Soms is het voldoende om ja te zeggen
Een vrouw komt mijn praktijk binnen met als hulpvraag te snel spreken, te gejaagd spreken. Zij vertelt dat er onderliggend een angststoornis is gediagnostiseerd.
Terwijl ik naar haar verhaal luister zie en hoor ik een snelle, hoge, oppervlakkige ademhaling. Alsof haar adem een loopje met haar neemt. Ze zit rechtop en haar middenrif staat strak.
Nu is het zo dat als je ademt vanuit je middenrif je zenuwstelsel een stofje aan gaat maken waardoor je rustig wordt. De effecten van een middenrifadembeweging zijn veelvuldig en bijzonder krachtig. Voor dit blog voert dat te ver.
Je zou dus denken dat ik deze mevrouw ademhalingstechnieken aan ga bieden. En toch deed ik dat niet. Soms kan het zijn dat het ademen vanuit het middenrif een trucje wordt. Waarbij je hoofd en je ademhaling dan als het ware een gesprek gaan voeren. Je hoofd herkent dat je middenrif niet goed beweegt, zegt daar wat van en vertelt hoe het wel moet. Het kan helpen maar in dit geval vermoedde ik van niet.

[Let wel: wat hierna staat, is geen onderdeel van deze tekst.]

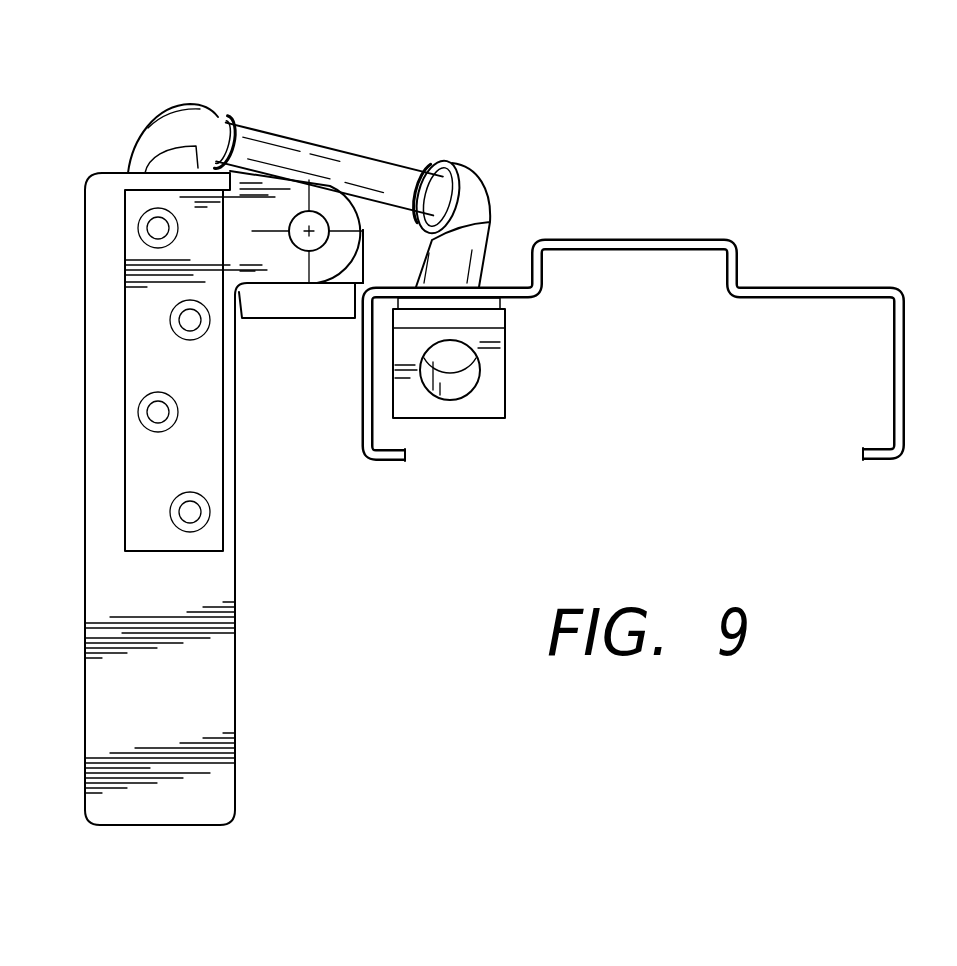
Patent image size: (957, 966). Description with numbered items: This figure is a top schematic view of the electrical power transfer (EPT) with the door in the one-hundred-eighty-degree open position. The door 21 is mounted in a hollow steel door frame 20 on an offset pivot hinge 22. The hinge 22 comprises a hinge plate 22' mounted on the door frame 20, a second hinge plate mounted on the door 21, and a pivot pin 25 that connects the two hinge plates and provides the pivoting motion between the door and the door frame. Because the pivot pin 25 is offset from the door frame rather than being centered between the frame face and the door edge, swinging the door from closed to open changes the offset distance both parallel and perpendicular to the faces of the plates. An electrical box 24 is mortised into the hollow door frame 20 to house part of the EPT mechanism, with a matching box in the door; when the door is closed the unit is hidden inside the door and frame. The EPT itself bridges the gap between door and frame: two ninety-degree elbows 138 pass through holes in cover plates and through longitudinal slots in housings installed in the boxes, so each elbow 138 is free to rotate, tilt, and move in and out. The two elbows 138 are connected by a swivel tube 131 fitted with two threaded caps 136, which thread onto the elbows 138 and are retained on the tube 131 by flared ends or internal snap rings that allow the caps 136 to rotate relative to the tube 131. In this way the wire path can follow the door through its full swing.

The door frame 20 is at (727, 242).
The door 21 is at (220, 703).
The offset pivot hinge 22 is at (401, 180).
The hinge plate 22' is at (298, 341).
The electrical box 24 is at (497, 407).
The pivot pin 25 is at (309, 231).
The swivel tube 131 is at (270, 143).
The threaded cap 136 is at (223, 120).
The elbow 138 is at (155, 128).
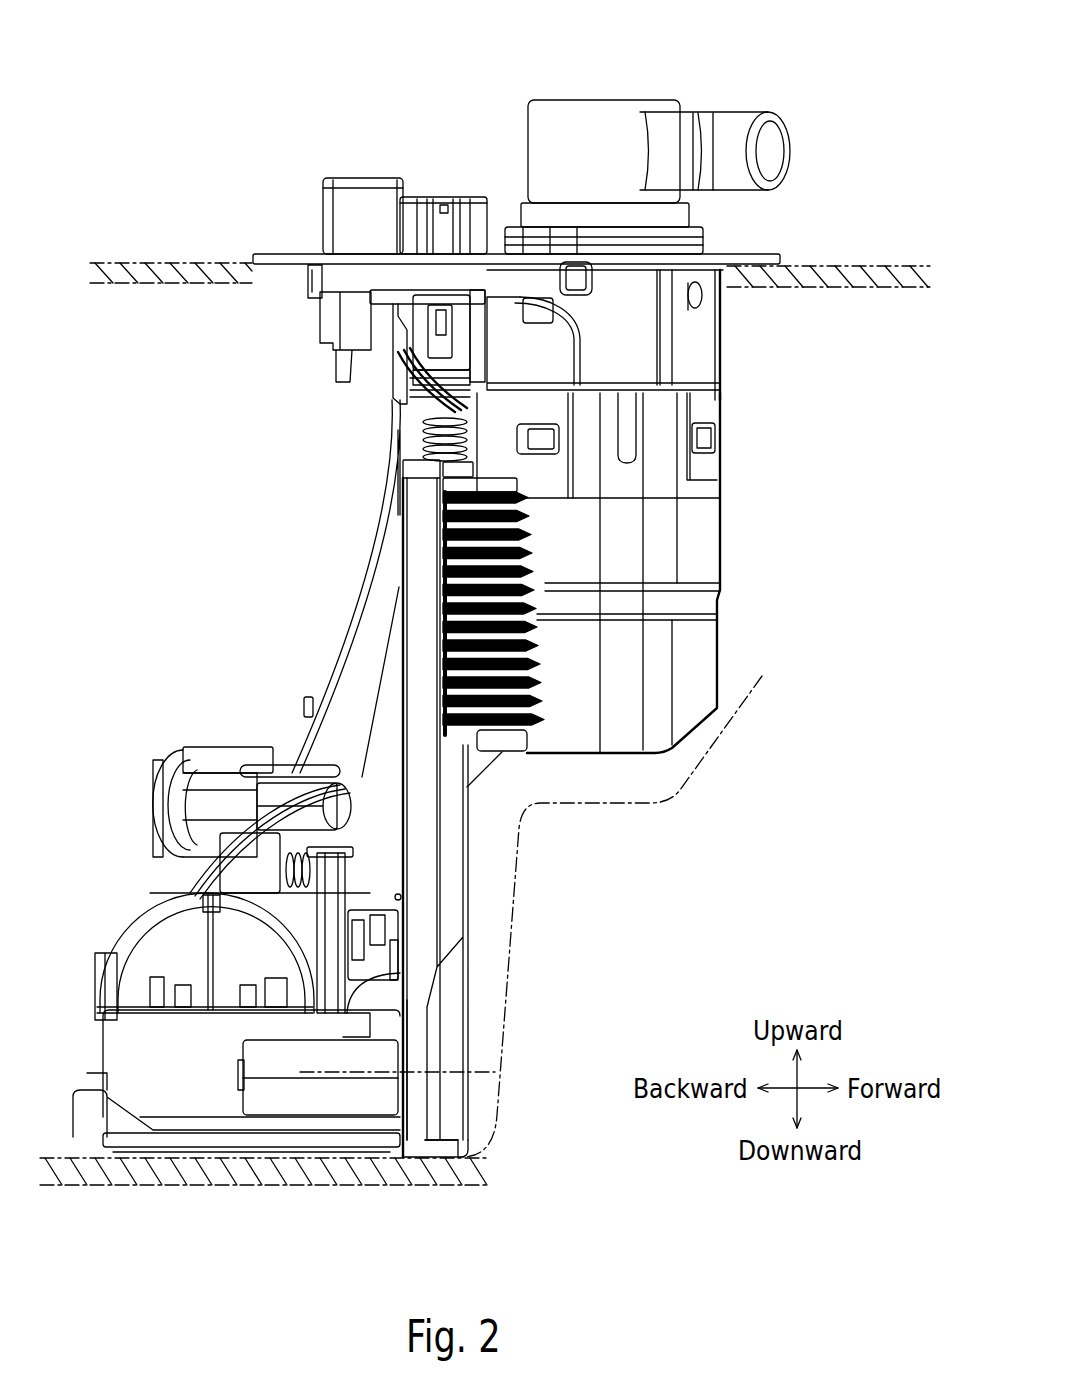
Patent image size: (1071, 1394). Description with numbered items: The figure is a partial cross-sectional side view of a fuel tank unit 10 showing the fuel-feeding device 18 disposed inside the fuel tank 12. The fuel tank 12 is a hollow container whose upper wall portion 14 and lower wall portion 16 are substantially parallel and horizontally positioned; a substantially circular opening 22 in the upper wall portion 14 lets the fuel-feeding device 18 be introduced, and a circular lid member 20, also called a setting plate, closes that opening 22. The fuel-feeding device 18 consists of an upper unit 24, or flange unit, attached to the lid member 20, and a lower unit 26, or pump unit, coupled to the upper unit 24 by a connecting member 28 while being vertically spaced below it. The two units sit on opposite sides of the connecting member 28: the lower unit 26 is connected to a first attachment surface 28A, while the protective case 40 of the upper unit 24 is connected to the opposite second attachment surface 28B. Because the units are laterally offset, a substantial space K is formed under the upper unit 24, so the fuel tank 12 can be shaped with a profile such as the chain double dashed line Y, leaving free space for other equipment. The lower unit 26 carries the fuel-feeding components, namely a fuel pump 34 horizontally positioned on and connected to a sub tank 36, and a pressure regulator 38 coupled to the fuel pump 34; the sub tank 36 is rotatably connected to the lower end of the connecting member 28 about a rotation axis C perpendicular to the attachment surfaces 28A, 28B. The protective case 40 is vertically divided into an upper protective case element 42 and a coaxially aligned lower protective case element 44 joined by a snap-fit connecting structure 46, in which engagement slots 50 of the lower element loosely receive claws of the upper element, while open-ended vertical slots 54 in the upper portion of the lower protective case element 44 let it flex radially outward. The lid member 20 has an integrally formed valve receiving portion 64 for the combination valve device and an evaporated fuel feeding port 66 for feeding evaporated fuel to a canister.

The fuel tank unit 10 is at (395, 92).
The fuel tank 12 is at (485, 729).
The upper wall portion 14 is at (838, 266).
The lower wall portion 16 is at (275, 1172).
The fuel-feeding device 18 is at (289, 593).
The lid member 20 is at (283, 250).
The opening 22 is at (307, 292).
The upper unit 24 is at (775, 498).
The lower unit 26 is at (117, 860).
The connecting member 28 is at (446, 808).
The first attachment surface 28A is at (401, 897).
The second attachment surface 28B is at (470, 703).
The fuel pump 34 is at (172, 955).
The sub tank 36 is at (168, 1060).
The pressure regulator 38 is at (220, 766).
The protective case 40 is at (603, 455).
The upper protective case element 42 is at (517, 357).
The lower protective case element 44 is at (695, 552).
The snap-fit connecting structure 46 is at (717, 446).
The engagement slots 50 is at (480, 424).
The vertical slots 54 is at (627, 412).
The valve receiving portion 64 is at (680, 242).
The evaporated fuel feeding port 66 is at (733, 132).
The rotation axis C is at (502, 1072).
The chain double dashed line Y is at (650, 805).
The space K is at (598, 987).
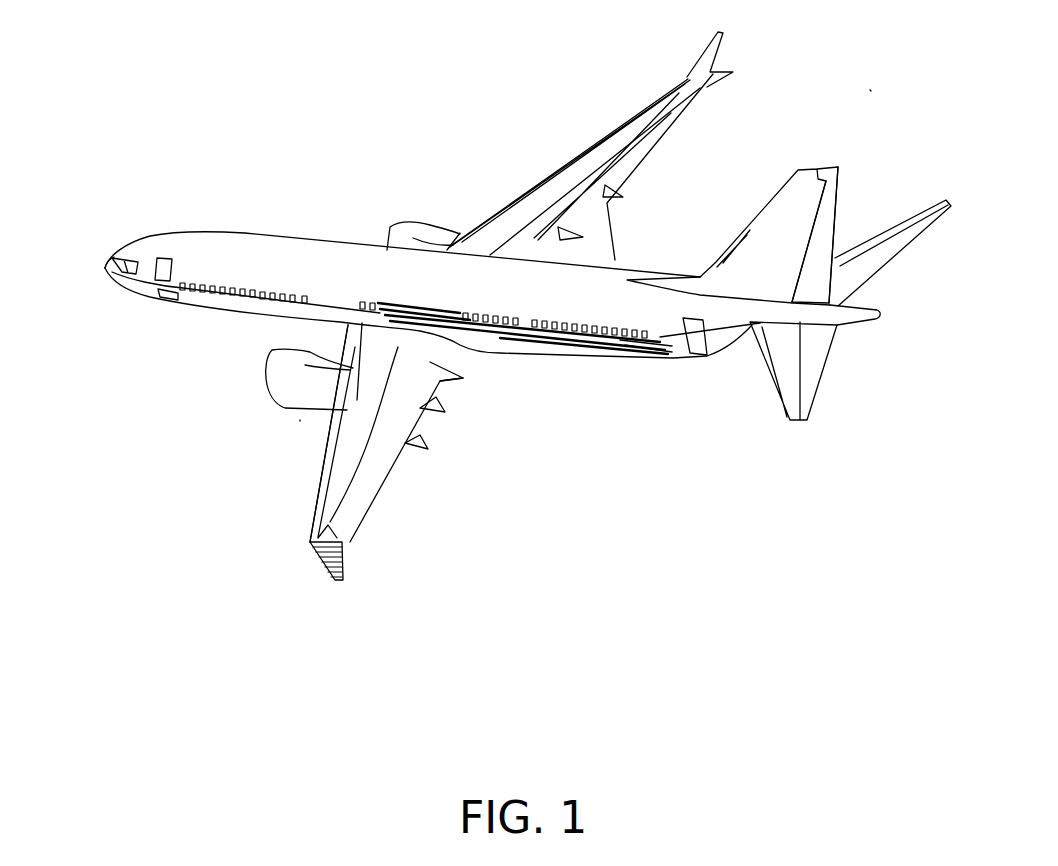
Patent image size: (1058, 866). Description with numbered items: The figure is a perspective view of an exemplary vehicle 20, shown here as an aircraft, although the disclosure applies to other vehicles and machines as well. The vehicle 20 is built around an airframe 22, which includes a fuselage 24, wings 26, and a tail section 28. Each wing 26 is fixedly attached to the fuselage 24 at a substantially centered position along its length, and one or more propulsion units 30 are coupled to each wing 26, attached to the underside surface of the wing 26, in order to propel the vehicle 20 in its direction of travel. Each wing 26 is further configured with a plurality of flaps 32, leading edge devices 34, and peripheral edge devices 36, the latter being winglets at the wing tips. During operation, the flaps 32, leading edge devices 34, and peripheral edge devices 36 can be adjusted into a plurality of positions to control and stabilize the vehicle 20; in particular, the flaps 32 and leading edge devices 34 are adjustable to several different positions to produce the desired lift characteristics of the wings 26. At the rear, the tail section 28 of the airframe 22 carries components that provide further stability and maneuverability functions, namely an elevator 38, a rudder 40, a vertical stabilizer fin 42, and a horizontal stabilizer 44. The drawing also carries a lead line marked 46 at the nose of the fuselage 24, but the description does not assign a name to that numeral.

The vehicle 20 is at (230, 120).
The airframe 22 is at (200, 462).
The fuselage 24 is at (253, 263).
The wings 26 is at (553, 200).
The tail section 28 is at (863, 86).
The propulsion units 30 is at (430, 227).
The flaps 32 is at (620, 157).
The leading edge devices 34 is at (620, 128).
The peripheral edge devices 36 is at (710, 55).
The elevator 38 is at (867, 278).
The rudder 40 is at (827, 232).
The vertical stabilizer fin 42 is at (805, 197).
The horizontal stabilizer 44 is at (790, 385).
The nose 46 is at (107, 265).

Met deze mevrouw ging ik eerst een fundament zoeken. In het lichaam. Feitelijk is het lichaam je fundament. Maar vergeten we dat vaak. Een fundament is een plek in je lichaam waar het goed gaat. Als je inzoomt op dat deel dan ontstaat er rust en ruimte. Geen gedoe. Soms zijn dat de voeten. Of de buik. Het kan ook je adembeweging zijn. Maar ook een ruimtelijk gevoel in je hartstreek. Of het voelen van stromen van energie.
We vonden een fundament. Bij haar waren dat haar benen en voeten. Ze ervaarde dat als een anker. Een veilige haven. En vanuit die plek keken we vriendelijk naar haar angst. Aanvankelijk werd ze ongemakkelijk. En wilde ze met de angst in gevecht. Want angst mag er vaak niet zijn. Angst kan zeer overweldigend zijn. Als dat gebeurde vroeg ik haar de angst te laten voor wat het was en terug te keren naar haar veilige haven. De veilige plek diep verankerd in haar lichaam. Eenmaal daar reguleerde haar adembeweging zich weer.
Op een dag , nadat ze ingetuned was in haar veilige plek, vroeg ik haar of ze ja kon zeggen tegen de angst. Of ze de angst toe kon laten. Ze was bij mij en ze was en in verbinding met de plek in haar lichaam waar het veilig voelde.
En dat kon ze. Ze kon aanvaarden dat de angst in haar lichaam was en dat ze er niet door overweldigd werd. Er was angst maar ze werd niet de angst. Ze keek ernaar. Ze werd niet overruled door haar angst. Direct reageerde haar middenrif. Dat reguleerde zichzelf. Het ontspande en ging op natuurlijke wijze bewegen. Niet meer in gevecht met haar angst. Haar ademing verdiepte zich, vertraagde en werd een leidraad voor haar spreken. Als vanzelf vertraagde haar spreken. En veranderde ze van een gejaagde spreker naar een rustige spreker, aangenaam om naar te luisteren.
Juist geen adem- en spreektechnieken bij deze mevrouw. Juist niet.